Some black and white limestone pavement
The source of Pen-y-Ghent Gill
A secondary stream also flows into Pen-y-Ghent Gill
Immediately after finding its way off the slopes of Pen-y-Ghent, much of the stream is swallowed up by a large sinkhole
We paused for a quick food break that allowed me a quick exploration of the limestone terraces before we continued on, following the increasingly muddy path as it travels just under the lip of the valley. For those who are feeling a bit adventurous, a trip down the slope to the gill reveals a stunning, if not slightly stunted, limestone ravine with the large stream flowing unopposed along its floor. This does, however, require a steep climb back up to reach the path, but it was definitely worth it. After a challenging two-mile stretch of path, which threatened to pitch either one of us down the hillside at any moment, we reached Silverdale Road, a single track road that links Littondale to Settle some 10 miles away. It was time, as foretold by the weather predicting men and women at the Met Office, to dig out the waterproofs as a spell of prolonged rain began to set in.
The jumbled stones mark this stream's confluence with Pen-Y-Ghent Gill
A close up of the road bridge crossing the stream
Pen-y-Ghent Gill and an impromptu water fountain
The valley of Pen-y-Ghent Gill
Mud made for difficult going
A view down the valley towards Nether Hesleden
As we dropped down into the valley towards Nether Hesleden, we passed an impressive limestone scar, unnamed on the maps. We had kept the option of increasing the length of the walk by heading towards Foxup but with the rain falling and the car calling, we decided to press on down to the valley floor in an attempt to get home before we got too wet. As we reached the farm at Nether Hesleden, we found something I hadn't seen for a long time. Something that Sara enjoyed very much. A tiny little horse.
Passing the limestone scar
As we continued, it became all the more impressive
Littondale
The footbridge over the now surprisingly dry Pen-y-Ghent Gill
A meeting of minds
After the brief encounter with the Shetland, the path passes between a few walled lanes before rejoining our outward route at New Bridge. A short time later with the rain falling at its hardest, we reached the car and were glad for the refuge it provided. All that was left was an addition to our route home by taking the wonderful Silvderdale Road out of Littondale to Settle.

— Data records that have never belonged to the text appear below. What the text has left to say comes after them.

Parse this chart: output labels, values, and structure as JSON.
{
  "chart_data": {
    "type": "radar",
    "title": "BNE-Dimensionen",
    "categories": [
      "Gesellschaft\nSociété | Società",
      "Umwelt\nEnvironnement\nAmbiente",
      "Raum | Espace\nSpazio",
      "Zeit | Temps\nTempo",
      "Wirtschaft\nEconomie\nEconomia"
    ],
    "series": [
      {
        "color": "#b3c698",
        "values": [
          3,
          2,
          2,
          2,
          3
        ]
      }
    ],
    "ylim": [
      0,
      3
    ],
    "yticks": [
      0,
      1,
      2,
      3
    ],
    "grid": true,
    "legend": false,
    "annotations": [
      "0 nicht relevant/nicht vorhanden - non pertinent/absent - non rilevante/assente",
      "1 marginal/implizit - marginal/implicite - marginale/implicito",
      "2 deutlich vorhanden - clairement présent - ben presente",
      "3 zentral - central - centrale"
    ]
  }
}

The recent stormy weather left an obstacle in our path
Many of the paths start to resembles by now
The C.18 New Bridge, as promised earlier
Littondale is a very prominent feature on the maps, carving a great gouge out of the heart of the Yorkshire Dales and separating Pen-y-Ghent, Fountains Fell and Old Cote Moor, some of the highest ground in the area. It's surprising actually that we haven't been to visit earlier but I'm glad we did. All in all, this is a very pleasant walk, easily broken up into three very different parts; the bleak, rolling moors as we climbed to the head of the gill, the contrast of the limestone ravine in the middle and the final pleasant stroll back into Littondale. It was also, as expected, very quiet at the far end of Littondale, we only passed a couple of mountain bikers the entire day we were out. For this reason, alone, I would recommend this walk but add fines views of Pen-y-Ghent with a dramatic limestone valley and the area becomes even more appealing.